The partner did not outlive the deceased by the stated period. This meant that the whole estate was to be distributed among her nephews and nieces in equal shares.
It was then a question of identifying who they were. There were nephews and nieces in on the ordinary meaning as well as children of her step-siblings, one parent having re-married. All of these would be included as being her ‘nephews and nieces’ under the legal meaning of nephews and nieces, unless the will-maker had stated something different to that in their will.
However the problem for executors in deciding what ‘nephews and nieces’ meant, was that her de facto partner’s brother had children, whom she had referred to sometimes as her nephew or niece. This raised the difficulty of whether she intended they were to be included in her gift to “my nephews and nieces” or not.

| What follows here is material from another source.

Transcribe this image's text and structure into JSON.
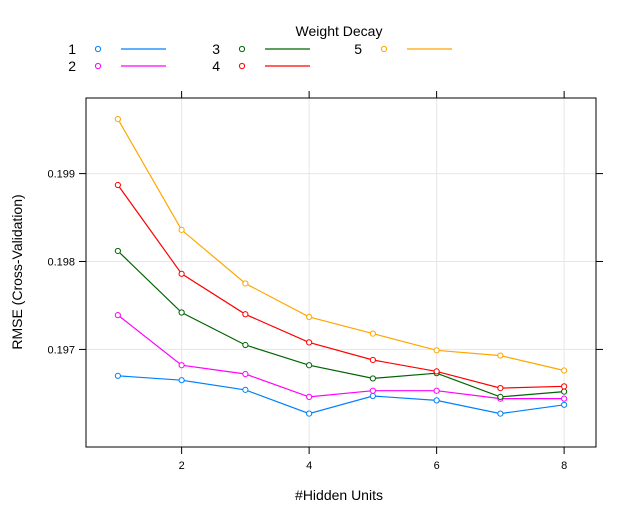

To resolve this issue the executors applied to the Court for advice and for the Court to construe the issue. Executors, administrators and trustees can approach the Court for advice or direction when they are unsure of how to proceed in circumstances of ambiguity about the meaning of words, clauses in a will. Trustee legislation mostly provides for this, for example in New South Wales section 65, ‘Advice” of the Trustee Act 1925 (NSW). Legal assistance and advice should be sought.
Noting that the construction issue was difficult, the Court declared that the true construction of the will, and in the events which had occurred, was that the the residuary estate was to the nephews and nieces of the whole blood, and those of the half-blood, but not to include the children of the brother of the deceased partner.